Le Britannique s'est exprimé au média spécialisé Autocar et n'a pas été tendre avec la nouvelle motorisation que vont devoir adopter les écuries en 2026.
C'est d'ailleurs en partie ces mêmes moteurs et le nouveau règlement dont il fait partie qui ont indirectement conduit Symonds à rejoindre Cadillac, alors qu'il était depuis 2017 le directeur technique de la Formule 1, et un des grands artisans de la petite révolution qui avait eu lieu en 2022. Symonds a ainsi quitté son poste, alors qu'il était aussi à l’œuvre sur ces nouvelles modifications, face à la volonté de la FIA d'avoir la
main sur la partie technique assure-t-il. "Avec la partie moteur de 2026, la FIA a dit vouloir impliquer davantage les manufacturiers (Mercedes, Ferrari, Honda, Audi, Red Bull Ford, ndlr). Malheureusement, quand vous laissez un comité dessiner un cheval de course, vous finissez avec un chameau" a-t-il asséné.
"Quand on a fait les voitures de 2022, nous avons écouté ce que les équipes nous disaient, mais nous les avons gérées de main ferme, clame-t-il. Nous leur avons dit 'd'accord, nous vous écoutons, mais nous allons faire cela'. Donc nous avons pris en considération certains de leurs retours. Nous savions qu'elles avaient toutes leurs intérêts. C'est l'avantage d'avoir passé tellement d'années dans cette compétition.

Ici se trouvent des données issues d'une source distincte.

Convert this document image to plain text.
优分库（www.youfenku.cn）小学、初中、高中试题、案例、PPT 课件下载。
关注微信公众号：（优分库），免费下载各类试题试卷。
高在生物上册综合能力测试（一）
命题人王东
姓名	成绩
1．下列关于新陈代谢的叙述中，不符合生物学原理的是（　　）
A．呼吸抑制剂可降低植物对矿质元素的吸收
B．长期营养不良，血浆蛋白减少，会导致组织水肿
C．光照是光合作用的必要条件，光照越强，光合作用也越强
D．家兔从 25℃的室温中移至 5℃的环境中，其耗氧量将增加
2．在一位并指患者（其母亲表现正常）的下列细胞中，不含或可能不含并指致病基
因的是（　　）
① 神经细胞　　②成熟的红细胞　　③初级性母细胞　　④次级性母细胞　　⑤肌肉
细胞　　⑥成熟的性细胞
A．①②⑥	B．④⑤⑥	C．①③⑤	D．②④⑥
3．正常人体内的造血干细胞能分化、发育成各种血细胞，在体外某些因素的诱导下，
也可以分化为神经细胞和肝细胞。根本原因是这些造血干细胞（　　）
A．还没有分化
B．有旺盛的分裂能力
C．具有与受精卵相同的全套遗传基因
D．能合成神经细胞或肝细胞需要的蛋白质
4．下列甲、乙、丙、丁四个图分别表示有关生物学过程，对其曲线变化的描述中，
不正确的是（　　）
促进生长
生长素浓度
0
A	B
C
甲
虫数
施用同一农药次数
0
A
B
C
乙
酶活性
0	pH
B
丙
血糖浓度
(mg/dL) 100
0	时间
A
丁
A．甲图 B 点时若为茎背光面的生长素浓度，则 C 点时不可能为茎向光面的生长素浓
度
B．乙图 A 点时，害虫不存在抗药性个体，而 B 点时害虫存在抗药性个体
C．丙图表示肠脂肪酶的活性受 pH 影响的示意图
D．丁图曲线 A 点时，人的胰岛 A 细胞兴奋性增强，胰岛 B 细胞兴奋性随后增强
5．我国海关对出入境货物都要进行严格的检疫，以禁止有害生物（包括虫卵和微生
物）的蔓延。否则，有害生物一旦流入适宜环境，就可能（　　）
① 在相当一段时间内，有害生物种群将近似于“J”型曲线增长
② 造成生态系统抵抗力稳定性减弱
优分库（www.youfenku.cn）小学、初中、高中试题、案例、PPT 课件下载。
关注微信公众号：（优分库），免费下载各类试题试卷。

Nous avons ainsi été assez rigides sur ce que nous voulions." Pour 2026, la voix d'une écurie a résonné un peu plus fort aux oreilles de la FIA, qui a pris le contrôle sur la dimension technique, retoquant notamment la proposition des organisateurs de la F1 d'utiliser l'essieu avant et l'énergie qui pouvait être générée par les roues. "Mais malheureusement, à cause de l'approche du comité technique de la FIA, une équipe était très opposée à cette récupération par l'essieu avant. Je crois que le président d'alors, Jean Todt, pensait que nous voulions parler de quatre roues motrices, ce qui n'était pas le cas, nous parlions de récupération d'énergie.

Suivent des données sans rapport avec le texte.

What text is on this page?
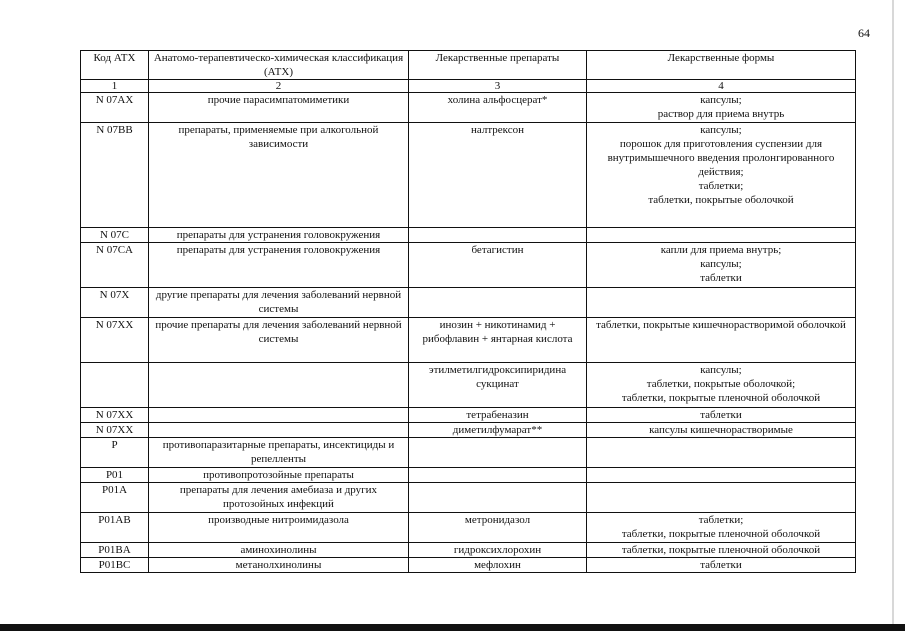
64
Код АТХ	Анатомо-терапевтическо-химическая классификация (АТХ)	Лекарственные препараты	Лекарственные формы
1	2	3	4
N 07AX	прочие парасимпатомиметики	холина альфосцерат*	капсулы;
раствор для приема внутрь
N 07BB	препараты, применяемые при алкогольной зависимости	налтрексон	капсулы;
порошок для приготовления суспензии для внутримышечного введения пролонгированного действия;
таблетки;
таблетки, покрытые оболочкой
N 07C	препараты для устранения головокружения		
N 07CA	препараты для устранения головокружения	бетагистин	капли для приема внутрь;
капсулы;
таблетки
N 07X	другие препараты для лечения заболеваний нервной системы		
N 07XX	прочие препараты для лечения заболеваний нервной системы	инозин + никотинамид + рибофлавин + янтарная кислота	таблетки, покрытые кишечнорастворимой оболочкой
		этилметилгидроксипиридина сукцинат	капсулы;
таблетки, покрытые оболочкой;
таблетки, покрытые пленочной оболочкой
N 07XX		тетрабеназин	таблетки
N 07XX		диметилфумарат**	капсулы кишечнорастворимые
P	противопаразитарные препараты, инсектициды и репелленты		
P01	противопротозойные препараты		
P01A	препараты для лечения амебиаза и других протозойных инфекций		
P01AB	производные нитроимидазола	метронидазол	таблетки;
таблетки, покрытые пленочной оболочкой
P01BA	аминохинолины	гидроксихлорохин	таблетки, покрытые пленочной оболочкой
P01BC	метанолхинолины	мефлохин	таблетки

À cause de cette approche démocratique, un des cas où la démocratie n'est pas une bonne chose, nous avons fini avec ce chameau. Oui, il existe des manières de contourner cela, mais pas des bonnes". Plus d'optimisme sur les autres évolutions Les moteurs sont décidément dans le viseur, alors que Motorsport-Magazin assurait le 19 décembre dernier que les constructeurs grondaient face à une possible faille du règlement que devrait exploiter Mercedes, et possiblement Red Bull Ford. Pat Symonds se montre toutefois un peu plus rassurant pour le reste des évolutions de cette nouvelle ère de la F1. "Les blocs moteur de 2026 n'ont pas fini comme nous le voulions.
Mais le châssis, l'aérodynamisme, je les trouve plutôt bons. L'aéro active est un bon pas en avant." Premiers éléments de réponse sur ce règlement de la
discorde fin janvier à Barcelone (26 au 30 janvier) puis à
Bahreïn (11 au 13 février, puis 18 au 20 février).